When you hear the word double-wide, you probably think of a cheap housing solution for poverty-level or lower-priced geographic areas. However, the last several years have brought modular construction to the forefront of efficiency and affordability for both residential and commercial construction needs. Large proptech and construction tech spaces have turned to prefab and modular builds to get their spaces completed.
In fact, so many commercial real estate projects rely on modular construction that is the market is projected to reach upwards of around $157 billion by the year 2023. New York is a current leader in the movement, hosting some of the most ambitious modular hotels found around the world. The AC Marriott in Manhattan is just one exhibition of the modern approach to construction, but locations around the world are turning to modular builds. The U.S. is still somewhat behind its European counterparts, but the efforts of high-profile tech start-ups like Katerra are helping to create awareness of the benefits of modular construction.

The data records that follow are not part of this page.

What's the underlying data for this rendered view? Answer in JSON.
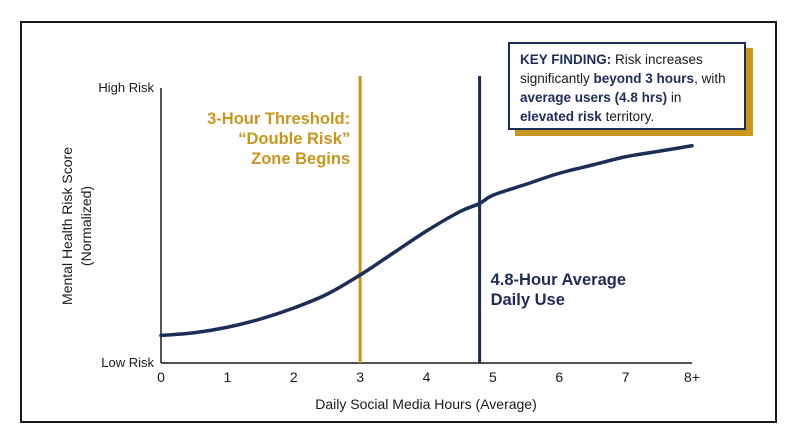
{
  "chart_data": {
    "type": "line",
    "x_tick_labels": [
      "0",
      "1",
      "2",
      "3",
      "4",
      "5",
      "6",
      "7",
      "8+"
    ],
    "y_tick_labels": [
      "Low Risk",
      "High Risk"
    ],
    "xlabel": "Daily Social Media Hours (Average)",
    "ylabel_line1": "Mental Health Risk Score",
    "ylabel_line2": "(Normalized)",
    "xlim": [
      0,
      8
    ],
    "ylim": [
      0,
      1
    ],
    "series": [
      {
        "x": [
          0,
          0.5,
          1,
          1.5,
          2,
          2.5,
          3,
          3.5,
          4,
          4.5,
          4.8,
          5,
          5.5,
          6,
          6.5,
          7,
          7.5,
          8
        ],
        "y": [
          0.1,
          0.11,
          0.13,
          0.16,
          0.2,
          0.25,
          0.32,
          0.4,
          0.48,
          0.55,
          0.58,
          0.61,
          0.65,
          0.69,
          0.72,
          0.75,
          0.77,
          0.79
        ]
      }
    ],
    "vlines": [
      {
        "x": 3,
        "color": "#C9951C",
        "label_lines": [
          "3-Hour Threshold:",
          "“Double Risk”",
          "Zone Begins"
        ]
      },
      {
        "x": 4.8,
        "color": "#1C2D5A",
        "label_lines": [
          "4.8-Hour Average",
          "Daily Use"
        ]
      }
    ],
    "line_color": "#1C2D5A",
    "grid": false
  },
  "key_finding": {
    "lead": "KEY FINDING:",
    "t1": " Risk increases significantly ",
    "b1": "beyond 3 hours",
    "t2": ", with ",
    "b2": "average users (4.8 hrs)",
    "t3": " in ",
    "b3": "elevated risk",
    "t4": " territory."
  },
  "colors": {
    "navy": "#1C2D5A",
    "gold": "#C9951C"
  }
}
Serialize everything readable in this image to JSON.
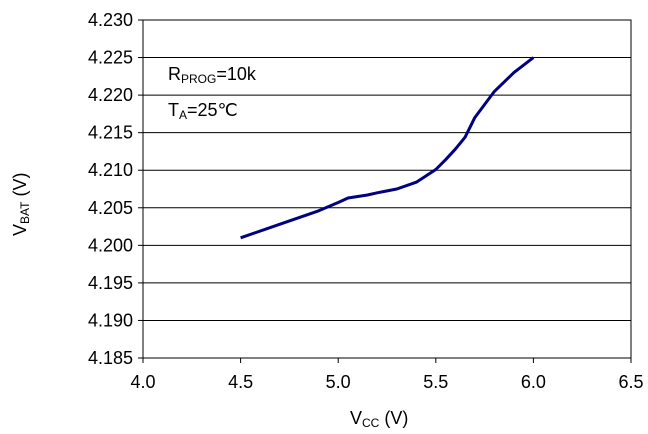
{
  "chart_data": {
    "type": "line",
    "xlim": [
      4.0,
      6.5
    ],
    "ylim": [
      4.185,
      4.23
    ],
    "x_ticks": [
      "4.0",
      "4.5",
      "5.0",
      "5.5",
      "6.0",
      "6.5"
    ],
    "y_ticks": [
      "4.230",
      "4.225",
      "4.220",
      "4.215",
      "4.210",
      "4.205",
      "4.200",
      "4.195",
      "4.190",
      "4.185"
    ],
    "grid": "horizontal",
    "series": [
      {
        "color": "#000080",
        "x": [
          4.5,
          4.7,
          4.9,
          5.0,
          5.05,
          5.1,
          5.15,
          5.2,
          5.3,
          5.4,
          5.5,
          5.55,
          5.6,
          5.65,
          5.7,
          5.8,
          5.9,
          6.0
        ],
        "y": [
          4.201,
          4.2028,
          4.2046,
          4.2057,
          4.2063,
          4.2065,
          4.2067,
          4.207,
          4.2075,
          4.2084,
          4.2101,
          4.2114,
          4.2128,
          4.2144,
          4.217,
          4.2205,
          4.223,
          4.225
        ]
      }
    ],
    "ylabel": {
      "main": "V",
      "sub": "BAT",
      "unit": " (V)"
    },
    "xlabel": {
      "main": "V",
      "sub": "CC",
      "unit": " (V)"
    },
    "annotations": [
      {
        "main": "R",
        "sub": "PROG",
        "rest": "=10k"
      },
      {
        "main": "T",
        "sub": "A",
        "rest": "=25℃"
      }
    ]
  }
}
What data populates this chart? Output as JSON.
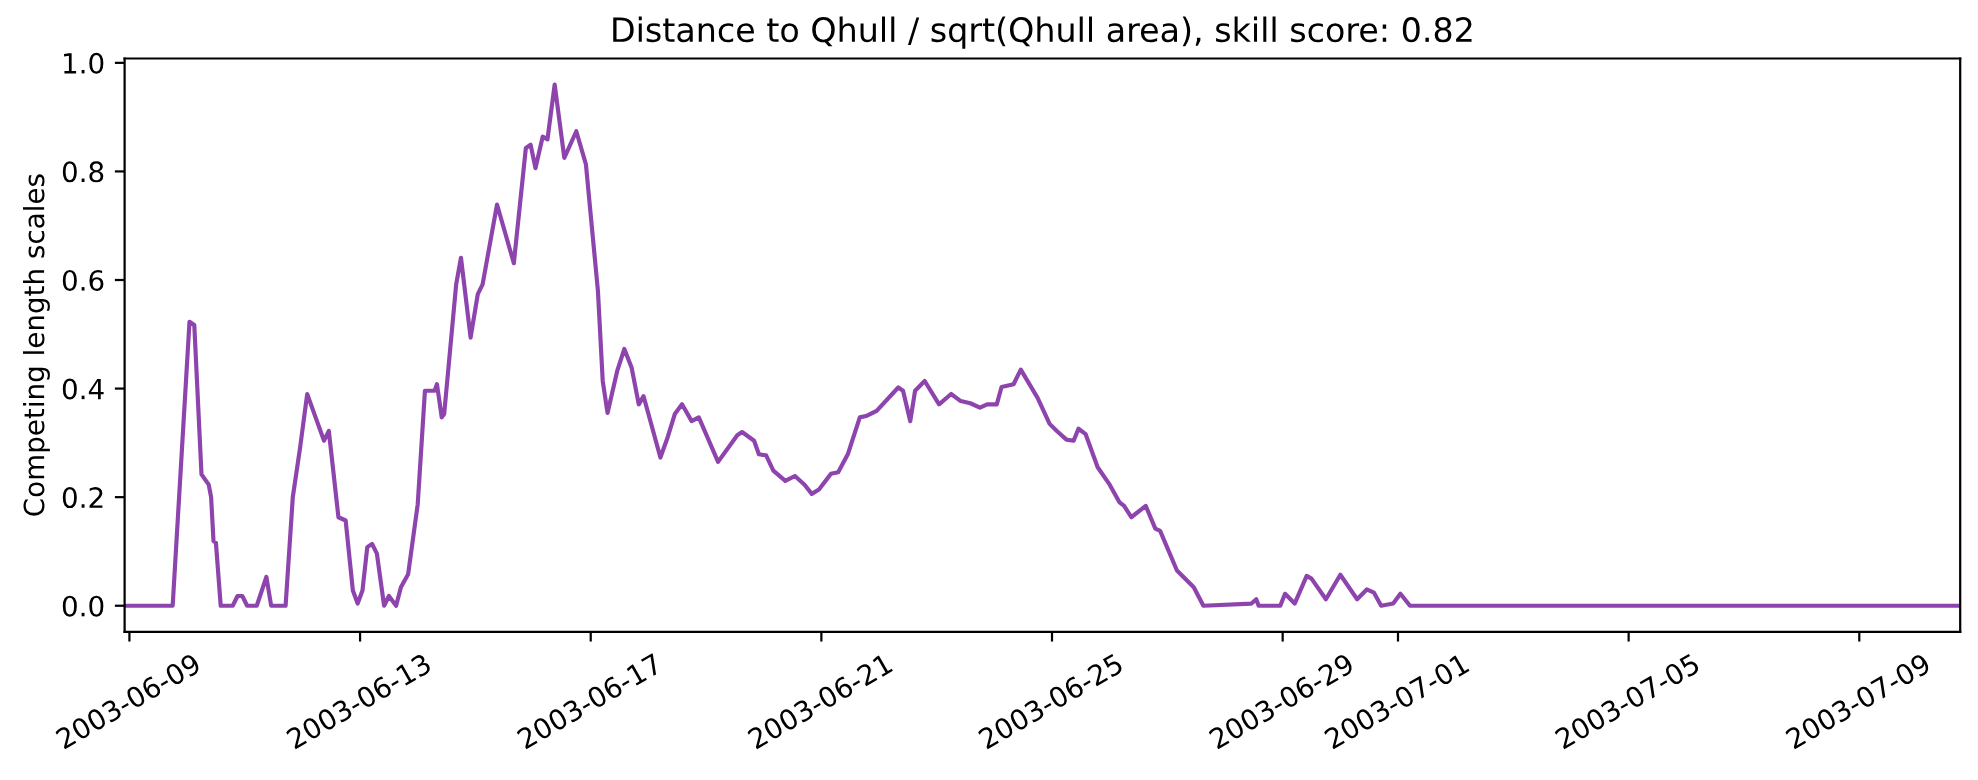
{
  "chart_data": {
    "type": "line",
    "title": "Distance to Qhull / sqrt(Qhull area), skill score: 0.82",
    "ylabel": "Competing length scales",
    "x": [
      "2003-06-08T22:00",
      "2003-06-09T18:00",
      "2003-06-10T01:00",
      "2003-06-10T03:00",
      "2003-06-10T06:00",
      "2003-06-10T09:00",
      "2003-06-10T10:00",
      "2003-06-10T11:00",
      "2003-06-10T12:00",
      "2003-06-10T14:00",
      "2003-06-10T19:00",
      "2003-06-10T21:00",
      "2003-06-10T23:00",
      "2003-06-11T01:00",
      "2003-06-11T05:00",
      "2003-06-11T09:00",
      "2003-06-11T11:00",
      "2003-06-11T17:00",
      "2003-06-11T20:00",
      "2003-06-11T23:00",
      "2003-06-12T02:00",
      "2003-06-12T05:00",
      "2003-06-12T09:00",
      "2003-06-12T11:00",
      "2003-06-12T15:00",
      "2003-06-12T18:00",
      "2003-06-12T21:00",
      "2003-06-12T23:00",
      "2003-06-13T01:00",
      "2003-06-13T03:00",
      "2003-06-13T05:00",
      "2003-06-13T07:00",
      "2003-06-13T10:00",
      "2003-06-13T12:00",
      "2003-06-13T15:00",
      "2003-06-13T17:00",
      "2003-06-13T20:00",
      "2003-06-14T00:00",
      "2003-06-14T03:00",
      "2003-06-14T07:00",
      "2003-06-14T08:00",
      "2003-06-14T10:00",
      "2003-06-14T11:00",
      "2003-06-14T16:00",
      "2003-06-14T18:00",
      "2003-06-14T22:00",
      "2003-06-15T01:00",
      "2003-06-15T03:00",
      "2003-06-15T09:00",
      "2003-06-15T16:00",
      "2003-06-15T21:00",
      "2003-06-15T23:00",
      "2003-06-16T01:00",
      "2003-06-16T04:00",
      "2003-06-16T06:00",
      "2003-06-16T09:00",
      "2003-06-16T13:00",
      "2003-06-16T18:00",
      "2003-06-16T22:00",
      "2003-06-17T03:00",
      "2003-06-17T05:00",
      "2003-06-17T07:00",
      "2003-06-17T11:00",
      "2003-06-17T14:00",
      "2003-06-17T17:00",
      "2003-06-17T20:00",
      "2003-06-17T22:00",
      "2003-06-18T05:00",
      "2003-06-18T08:00",
      "2003-06-18T11:00",
      "2003-06-18T14:00",
      "2003-06-18T18:00",
      "2003-06-18T21:00",
      "2003-06-19T05:00",
      "2003-06-19T13:00",
      "2003-06-19T15:00",
      "2003-06-19T20:00",
      "2003-06-19T22:00",
      "2003-06-20T01:00",
      "2003-06-20T04:00",
      "2003-06-20T09:00",
      "2003-06-20T13:00",
      "2003-06-20T17:00",
      "2003-06-20T20:00",
      "2003-06-20T23:00",
      "2003-06-21T04:00",
      "2003-06-21T07:00",
      "2003-06-21T11:00",
      "2003-06-21T16:00",
      "2003-06-21T19:00",
      "2003-06-21T23:00",
      "2003-06-22T08:00",
      "2003-06-22T10:00",
      "2003-06-22T13:00",
      "2003-06-22T15:00",
      "2003-06-22T19:00",
      "2003-06-23T01:00",
      "2003-06-23T06:00",
      "2003-06-23T10:00",
      "2003-06-23T14:00",
      "2003-06-23T18:00",
      "2003-06-23T21:00",
      "2003-06-24T01:00",
      "2003-06-24T03:00",
      "2003-06-24T08:00",
      "2003-06-24T11:00",
      "2003-06-24T18:00",
      "2003-06-24T23:00",
      "2003-06-25T02:00",
      "2003-06-25T06:00",
      "2003-06-25T09:00",
      "2003-06-25T11:00",
      "2003-06-25T14:00",
      "2003-06-25T19:00",
      "2003-06-26T00:00",
      "2003-06-26T04:00",
      "2003-06-26T06:00",
      "2003-06-26T09:00",
      "2003-06-26T15:00",
      "2003-06-26T19:00",
      "2003-06-26T21:00",
      "2003-06-27T04:00",
      "2003-06-27T11:00",
      "2003-06-27T15:00",
      "2003-06-28T11:00",
      "2003-06-28T13:00",
      "2003-06-28T14:00",
      "2003-06-28T23:00",
      "2003-06-29T01:00",
      "2003-06-29T05:00",
      "2003-06-29T10:00",
      "2003-06-29T12:00",
      "2003-06-29T18:00",
      "2003-06-30T00:00",
      "2003-06-30T07:00",
      "2003-06-30T11:00",
      "2003-06-30T14:00",
      "2003-06-30T17:00",
      "2003-06-30T22:00",
      "2003-07-01T01:00",
      "2003-07-01T05:00",
      "2003-07-10T18:00"
    ],
    "series": [
      {
        "color": "#8e44ad",
        "values": [
          0,
          0,
          0.523,
          0.517,
          0.242,
          0.223,
          0.2,
          0.119,
          0.116,
          0,
          0,
          0.018,
          0.018,
          0,
          0,
          0.053,
          0,
          0,
          0.2,
          0.29,
          0.39,
          0.353,
          0.304,
          0.322,
          0.163,
          0.157,
          0.028,
          0.004,
          0.028,
          0.108,
          0.114,
          0.096,
          0,
          0.018,
          0,
          0.034,
          0.058,
          0.187,
          0.396,
          0.396,
          0.408,
          0.347,
          0.353,
          0.592,
          0.641,
          0.494,
          0.574,
          0.592,
          0.739,
          0.631,
          0.843,
          0.849,
          0.806,
          0.864,
          0.859,
          0.96,
          0.825,
          0.874,
          0.813,
          0.58,
          0.414,
          0.355,
          0.432,
          0.473,
          0.439,
          0.371,
          0.386,
          0.273,
          0.31,
          0.353,
          0.371,
          0.34,
          0.347,
          0.265,
          0.314,
          0.32,
          0.304,
          0.279,
          0.277,
          0.249,
          0.23,
          0.239,
          0.223,
          0.206,
          0.214,
          0.243,
          0.246,
          0.279,
          0.347,
          0.35,
          0.359,
          0.402,
          0.396,
          0.34,
          0.396,
          0.414,
          0.371,
          0.39,
          0.377,
          0.373,
          0.365,
          0.371,
          0.371,
          0.403,
          0.408,
          0.435,
          0.383,
          0.335,
          0.322,
          0.306,
          0.304,
          0.326,
          0.316,
          0.255,
          0.223,
          0.191,
          0.184,
          0.163,
          0.184,
          0.142,
          0.138,
          0.065,
          0.034,
          0,
          0.004,
          0.012,
          0,
          0,
          0.022,
          0.004,
          0.055,
          0.05,
          0.012,
          0.057,
          0.012,
          0.03,
          0.024,
          0,
          0.004,
          0.022,
          0,
          0
        ]
      }
    ],
    "xlim": [
      "2003-06-08T22:00",
      "2003-07-10T18:00"
    ],
    "xticks": [
      "2003-06-09",
      "2003-06-13",
      "2003-06-17",
      "2003-06-21",
      "2003-06-25",
      "2003-06-29",
      "2003-07-01",
      "2003-07-05",
      "2003-07-09"
    ],
    "ylim": [
      -0.048,
      1.008
    ],
    "yticks": [
      {
        "value": 0,
        "label": "0.0"
      },
      {
        "value": 0.2,
        "label": "0.2"
      },
      {
        "value": 0.4,
        "label": "0.4"
      },
      {
        "value": 0.6,
        "label": "0.6"
      },
      {
        "value": 0.8,
        "label": "0.8"
      },
      {
        "value": 1,
        "label": "1.0"
      }
    ],
    "grid": false,
    "marker": "none",
    "line_style": "solid"
  }
}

When you think of a normal stick-frame or steel building, materials are trucked into the job site and fastened or pieced together by contracted crews. The project is out in the elements and consistency and efficiency can’t always be guaranteed with the changing circumstance on the job site. This can create costly delays and excess costs with materials. Modular construction is a quick building process that relies on the use of modules.
The nature of the module varies according to the project, but these pieces are constructed within a factory setting and later assembled at the job site. A project may use one or many types of module unites, though a project for commercial purposes (like a hotel) relies on connected links of volumetric or 3D modules. Panel-style or 2D modules are more commonly being incorporated into industrial spaces and office build projects, as these environments support a more open floor plan.
When you choose modular construction, there are some key benefits. First of all, a module build happens much more quickly than a typical construction project. Weather days don’t hamper the factory process, nor do labor challenges become an issue. Factories are always able to hire more labor to account for an increase in demand. It is estimated that a factory build can lower construction times by up to 50%. Assembling the final pieces at the job site is more efficient as well.
Secondly, there is less construction waste, which turns into cost savings for the buyer. It also easier to recycle materials from within a factory setting than at the job-site. Modular construction also fills a need for affordable residential housing, as well as commercial development opportunities. Since these projects are often erected so quickly and much less costly than a traditional home or apartment complex, the savings are passed to renters and buyers.
There should no longer be a stigma concerning modular construction, but there will probably always be a critic somewhere. Modular construction offers tremendous benefits for those looking to develop space as efficiently and cost-effectively as possible.